Le Passé sonne toujours deux fois
Nous sommes vendredi soir et un orage se déchaîne à l’extérieur. Que je suis heureuse d’être au chaud dans le creux de mon canapé devant un bon feu de cheminée et enroulée dans ma vieille couverture tricotée par ma grand-mère. Je lis un bon polar. Page 360 sur 497, je saurai bientôt qui est le meurtrier. Soudain, la sonnette de la porte retentit. Ce n’est pas possible, je n’attends personne ! Une seconde sonnerie. Mais quel est le fou qui est dehors par un temps pareil ?

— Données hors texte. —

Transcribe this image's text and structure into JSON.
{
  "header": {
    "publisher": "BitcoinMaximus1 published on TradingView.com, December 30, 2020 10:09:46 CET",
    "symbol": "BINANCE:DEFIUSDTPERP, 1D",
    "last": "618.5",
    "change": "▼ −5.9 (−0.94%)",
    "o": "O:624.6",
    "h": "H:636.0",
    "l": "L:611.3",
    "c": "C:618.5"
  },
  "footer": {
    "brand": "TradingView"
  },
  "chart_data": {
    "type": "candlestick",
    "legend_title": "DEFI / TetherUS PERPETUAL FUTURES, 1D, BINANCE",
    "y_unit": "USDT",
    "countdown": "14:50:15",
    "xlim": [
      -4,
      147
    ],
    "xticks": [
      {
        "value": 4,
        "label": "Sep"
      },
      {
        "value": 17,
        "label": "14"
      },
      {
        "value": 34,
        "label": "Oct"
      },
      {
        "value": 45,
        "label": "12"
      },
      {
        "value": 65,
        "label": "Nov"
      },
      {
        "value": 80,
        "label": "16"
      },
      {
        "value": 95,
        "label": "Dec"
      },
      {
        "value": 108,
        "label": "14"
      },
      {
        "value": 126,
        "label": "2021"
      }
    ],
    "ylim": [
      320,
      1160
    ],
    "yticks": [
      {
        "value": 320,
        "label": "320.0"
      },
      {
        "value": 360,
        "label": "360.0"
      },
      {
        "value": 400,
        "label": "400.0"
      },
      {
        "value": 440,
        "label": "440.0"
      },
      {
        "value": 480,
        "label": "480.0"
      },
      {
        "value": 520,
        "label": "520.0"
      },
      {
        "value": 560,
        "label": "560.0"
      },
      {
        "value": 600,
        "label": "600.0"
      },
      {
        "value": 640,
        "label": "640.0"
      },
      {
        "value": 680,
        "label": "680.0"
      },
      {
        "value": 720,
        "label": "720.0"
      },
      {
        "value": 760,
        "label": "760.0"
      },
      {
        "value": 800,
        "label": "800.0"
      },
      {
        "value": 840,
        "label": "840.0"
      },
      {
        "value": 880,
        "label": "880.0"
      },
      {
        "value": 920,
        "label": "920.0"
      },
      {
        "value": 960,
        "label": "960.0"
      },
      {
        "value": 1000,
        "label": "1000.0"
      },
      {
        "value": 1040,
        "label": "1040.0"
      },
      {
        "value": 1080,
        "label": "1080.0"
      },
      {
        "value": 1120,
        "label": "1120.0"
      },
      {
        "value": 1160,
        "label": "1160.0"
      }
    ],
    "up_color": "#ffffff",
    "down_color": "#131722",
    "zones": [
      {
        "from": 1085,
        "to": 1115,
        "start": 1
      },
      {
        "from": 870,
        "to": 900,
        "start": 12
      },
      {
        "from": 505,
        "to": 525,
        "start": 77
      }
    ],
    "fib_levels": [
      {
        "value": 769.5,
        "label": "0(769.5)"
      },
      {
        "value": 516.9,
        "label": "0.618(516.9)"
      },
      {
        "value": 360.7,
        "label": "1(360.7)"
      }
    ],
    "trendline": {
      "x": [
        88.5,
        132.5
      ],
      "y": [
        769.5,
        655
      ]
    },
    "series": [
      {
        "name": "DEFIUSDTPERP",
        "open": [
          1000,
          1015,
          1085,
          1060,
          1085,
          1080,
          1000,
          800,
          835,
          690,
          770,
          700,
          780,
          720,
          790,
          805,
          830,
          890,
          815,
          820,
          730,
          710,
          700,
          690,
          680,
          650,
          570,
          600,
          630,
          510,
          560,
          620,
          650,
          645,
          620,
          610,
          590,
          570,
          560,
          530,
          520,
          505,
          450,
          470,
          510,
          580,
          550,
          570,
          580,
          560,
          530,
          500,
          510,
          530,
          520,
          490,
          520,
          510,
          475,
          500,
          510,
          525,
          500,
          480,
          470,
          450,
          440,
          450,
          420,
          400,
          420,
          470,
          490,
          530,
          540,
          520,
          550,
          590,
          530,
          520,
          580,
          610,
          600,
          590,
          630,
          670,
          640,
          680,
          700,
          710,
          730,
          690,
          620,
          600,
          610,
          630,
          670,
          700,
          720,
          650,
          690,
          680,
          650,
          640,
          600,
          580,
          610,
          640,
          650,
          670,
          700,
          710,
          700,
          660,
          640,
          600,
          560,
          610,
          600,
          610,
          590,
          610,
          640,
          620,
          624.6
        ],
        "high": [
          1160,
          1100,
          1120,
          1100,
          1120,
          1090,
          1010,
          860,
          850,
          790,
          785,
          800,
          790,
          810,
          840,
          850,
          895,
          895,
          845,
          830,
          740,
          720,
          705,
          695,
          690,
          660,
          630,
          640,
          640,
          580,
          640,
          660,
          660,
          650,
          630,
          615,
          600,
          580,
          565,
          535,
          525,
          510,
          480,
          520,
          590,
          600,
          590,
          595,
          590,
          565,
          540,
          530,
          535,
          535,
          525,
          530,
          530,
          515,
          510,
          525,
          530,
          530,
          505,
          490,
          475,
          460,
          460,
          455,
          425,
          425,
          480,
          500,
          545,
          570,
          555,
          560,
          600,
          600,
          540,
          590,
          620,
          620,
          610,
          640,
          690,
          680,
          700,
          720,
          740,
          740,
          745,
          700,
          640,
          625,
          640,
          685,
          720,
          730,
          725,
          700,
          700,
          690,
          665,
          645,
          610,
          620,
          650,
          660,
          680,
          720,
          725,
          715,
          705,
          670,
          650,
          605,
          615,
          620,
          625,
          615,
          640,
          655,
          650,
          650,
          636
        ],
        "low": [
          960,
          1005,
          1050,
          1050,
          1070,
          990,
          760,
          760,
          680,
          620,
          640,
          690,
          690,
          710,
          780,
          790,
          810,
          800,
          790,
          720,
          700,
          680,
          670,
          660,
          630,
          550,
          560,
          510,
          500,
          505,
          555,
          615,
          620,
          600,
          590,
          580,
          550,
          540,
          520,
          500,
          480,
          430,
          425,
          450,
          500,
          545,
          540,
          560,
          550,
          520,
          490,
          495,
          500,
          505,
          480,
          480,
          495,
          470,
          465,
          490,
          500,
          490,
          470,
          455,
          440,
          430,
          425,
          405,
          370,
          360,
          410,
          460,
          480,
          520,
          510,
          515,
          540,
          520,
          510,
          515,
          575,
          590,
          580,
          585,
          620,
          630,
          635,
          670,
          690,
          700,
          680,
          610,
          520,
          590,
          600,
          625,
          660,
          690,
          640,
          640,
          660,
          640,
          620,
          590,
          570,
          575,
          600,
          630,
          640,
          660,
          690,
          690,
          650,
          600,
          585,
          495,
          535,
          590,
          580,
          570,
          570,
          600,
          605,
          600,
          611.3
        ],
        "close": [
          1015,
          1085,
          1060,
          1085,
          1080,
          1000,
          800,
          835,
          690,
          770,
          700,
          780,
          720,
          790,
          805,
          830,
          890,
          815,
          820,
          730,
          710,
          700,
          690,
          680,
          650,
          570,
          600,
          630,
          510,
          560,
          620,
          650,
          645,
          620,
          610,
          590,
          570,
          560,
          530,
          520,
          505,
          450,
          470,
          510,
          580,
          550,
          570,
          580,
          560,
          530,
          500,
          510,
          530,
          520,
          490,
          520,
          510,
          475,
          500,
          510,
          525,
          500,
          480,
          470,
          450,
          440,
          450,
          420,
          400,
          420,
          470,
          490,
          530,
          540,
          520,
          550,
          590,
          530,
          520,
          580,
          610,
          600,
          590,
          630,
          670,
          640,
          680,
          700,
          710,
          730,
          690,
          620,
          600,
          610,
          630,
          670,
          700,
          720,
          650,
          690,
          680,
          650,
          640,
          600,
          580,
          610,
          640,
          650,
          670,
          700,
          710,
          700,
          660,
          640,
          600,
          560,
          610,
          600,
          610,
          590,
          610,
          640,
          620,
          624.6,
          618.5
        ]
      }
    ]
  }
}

La couverture sur le dos, je m’en vais ouvrir la porte, espérant secrètement que l’importun aura passé son chemin. Apparemment non car je me trouve face à un homme en pardessus sombre et chapeau à la Indiana Jones, trempé de la tête aux pieds.
« Bonjour Madame, avez-vous déjà pensé à votre mort ? »
Ouh, il est bizarre celui-là ! Se serait-il pris un coup d’éclair sur la tête ? Non, j’ai l’impression que c’est une sorte de prédicateur car il a une serviette contenant sûrement toutes sortes de brochures prônant l’expiation avant la fin du monde.
« Non. Pas pour le moment … bien que je lise un roman policier et que la victime a été retrouvée dans un sale état ! - Et bien, je vous propose des solutions pour envisager cela sereinement. Puis-je entrer ? »
Je me sens piégée. De plus, je constate que ses mains sont bleues de froid et que ses lèvres tremblent légèrement. Il n’a pas l’air méchant et son timbre de voix est chaud.
« Oui, suivez-moi ».
Je l’amène jusque dans la salle à manger et l’invite à s’asseoir. Il me demande la permission de se dévêtir un peu. J’acquiesce en espérant que ce n’est pas un gogo dancer envoyé par mes collègues du bureau très farceuses. Non, il enlève son pardessus et son chapeau. Je peux enfin détailler ses traits, assez agréables je l’avoue. Ses cheveux se raréfient sur les tempes et le dessus du crâne et une coloration sombre semble couvrir de manière imparfaite une tendance au blanchiment capillaire. Ses yeux amande me scrutent derrière ses lunettes maculées de grosses gouttes de pluie. Je suis alors prise d’un trouble inexplicable.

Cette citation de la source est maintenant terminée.